Issue 1451: GitHub commit URLs got mangled by the hightlighter in the cover message
Status:  AwaitingInformation
Owner: ----
Reported by marcin.c...@gmail.com, Jun 20, 2012
************************************************************
***** NOTE: THIS BUG TRACKER IS FOR GERRIT CODE REVIEW *****
***** DO NOT SUBMIT BUGS FOR CHROME, ANDROID, INTERNAL *****
***** ISSUES WITH YOUR COMPANY'S GERRIT SETUP, ETC.    *****
***** THOSE ISSUE BELONG IN DIFFERENT ISSUE TRACKERS!  *****
************************************************************

Affected Version:

Gerrit Code Review (2.3)

What steps will reproduce the problem?
1. Go to a patchset
2. Add a review
3. Put the following URL: https://github.com/pediapress/mwlib/commit/4406d53b4c7dcd6cba8b7e5cf7076d08bf754f5c#docs/collection.rst in the conver message
4. Submit

What is the expected output? What do you see instead?

I would expect 

<a href="https://github.com/pediapress/mwlib/commit/4406d53b4c7dcd6cba8b7e5cf7076d08bf754f5c#docs/collection.rst">https://github.com/pediapress/mwlib/commit/4406d53b4c7dcd6cba8b7e5cf7076d08bf754f5c#docs/collection.rst</a> 

to be generated.

Instead we get

<p>#docs/collection.rst"&gt;https://github.com/pediapress/mwlib/commit/#docs/collection.rst<a href="#q,4406d53b4c7dcd6cba8b7e5cf7076d08bf754f5c,n,z">4406d53b4c7dcd6cba8b7e5cf7076d08bf754f5c</a><a href="https://github.com/pediapress/mwlib/commit/&lt;a href=" #q,4406d53b4c7dcd6cba8b7e5cf7076d08bf754f5c,n,z"="">4406d53b4c7dcd6cba8b7e5cf7076d08bf754f5c</a></p>

Please provide any additional information below.

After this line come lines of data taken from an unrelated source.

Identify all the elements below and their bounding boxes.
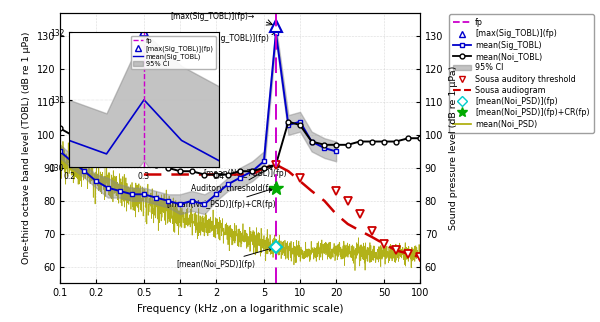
Text: [mean(Noi_PSD)](fp): [mean(Noi_PSD)](fp) — [176, 248, 272, 269]
X-axis label: Frequency (kHz ,on a logarithmic scale): Frequency (kHz ,on a logarithmic scale) — [137, 304, 343, 314]
Legend: fp, [max(Sig_TOBL)](fp), mean(Sig_TOBL), 95% CI: fp, [max(Sig_TOBL)](fp), mean(Sig_TOBL),… — [131, 35, 215, 69]
Legend: fp, [max(Sig_TOBL)](fp), mean(Sig_TOBL), mean(Noi_TOBL), 95% CI, Sousa auditory : fp, [max(Sig_TOBL)](fp), mean(Sig_TOBL),… — [449, 14, 593, 133]
Y-axis label: Sound pressure level (dB re 1 μPa): Sound pressure level (dB re 1 μPa) — [449, 66, 458, 230]
Y-axis label: One-third octave band level (TOBL) (dB re 1 μPa): One-third octave band level (TOBL) (dB r… — [22, 32, 31, 264]
Text: [mean(Noi_TOBL)](fp): [mean(Noi_TOBL)](fp) — [203, 165, 287, 178]
Text: [mean(Noi_PSD)](fp)+CR(fp): [mean(Noi_PSD)](fp)+CR(fp) — [166, 188, 276, 210]
Text: [mean(Sig_TOBL)](fp): [mean(Sig_TOBL)](fp) — [187, 32, 275, 43]
Text: [max(Sig_TOBL)](fp)→: [max(Sig_TOBL)](fp)→ — [170, 12, 255, 21]
Text: Auditory threshold(fp): Auditory threshold(fp) — [191, 166, 276, 193]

See https://gerrit.wikimedia.org/r/#/c/12157/2/ - comment to PatchSet 2 from "saper" starting with "Committed upstream as"
Jun 20, 2012
#1 marcin.c...@gmail.com
Cannot reproduce this on 

2.4.1-408-gec689b4
Jun 20, 2012
#2 sop@google.com
This is probably caused by the gerrit.config file having a commentlink that tries to add a link to SHA-1s. Gerrit doesn't do this normally out of the box, and the specific regex used in that commentlink is allowing it to pull the SHA-1 out of the URL. It might need word break boundaries around the pattern, like \b[0-9a-f]{40}\b to avoid it from doing this replace.
Status: WontFix
Jun 20, 2012
#3 marcin.c...@gmail.com
Yes, I have added this to etc/gerrit.config:

[commentlink "commit"]
         match = "\\b([0-9a-f]{40})\\b"
         link = "#q,$1,n,z"

and now I can replicate the problem as specified. Probably \\b includes also / so that particual URL is mangled.

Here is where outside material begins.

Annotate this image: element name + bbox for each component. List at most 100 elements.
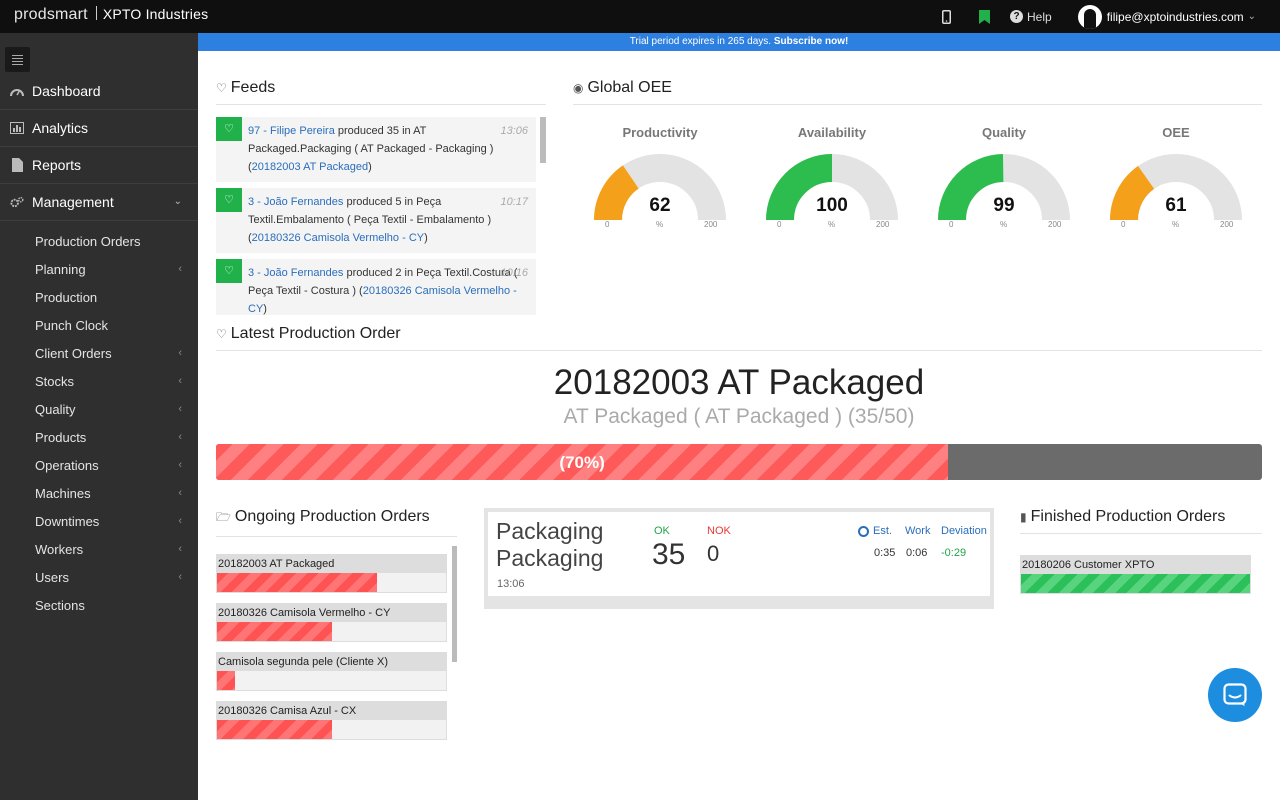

I agree the RE is at fault, but maybe we should not apply commitlinks to links (or apply them before URL links are generated?)
Jun 20, 2012
Project Member #4 bklarson@gmail.com
imho, the solution is to treat links as commentlinks, and then fix commentlinks so that it only parses sections of the message which haven't already been matched/replaced (perhaps we already do that second part?)
Jun 20, 2012
#5 sop@google.com
interesting point bklarson, if we stopped using linkify and ran the commentlink and only parsed through the message once, it wouldn't do this.
Status: AwaitingInformation
Jun 20, 2012
#6 marcin.c...@gmail.com
Yeah, it seems to me that both linkification and commentlinks should be done in SafeHtml derivative on append() only. Doing replaceAll on safe HTML is ... well ... unsafe.
Jun 21, 2012
#7 jeremyb....@gmail.com
Also there should be a way to set the order in which commentlinks are evaluated.
Sep 4, 2012
Project Member #8 jaysoff...@gmail.com
 Issue 1545  has been merged into this issue.
Sep 4, 2012
Project Member #9 jaysoff...@gmail.com
FWIW, I tried to work-around this issue using a negative look-behind assertion of "(?<!http)" before realizing that sadly Javascript doesn't support look-behind assertions.
Jun 24, 2014
#11 oswald.b...@gmx.de
why is this AwaitingInformation when the issue is rather clearly identified and the solution more or less obvious?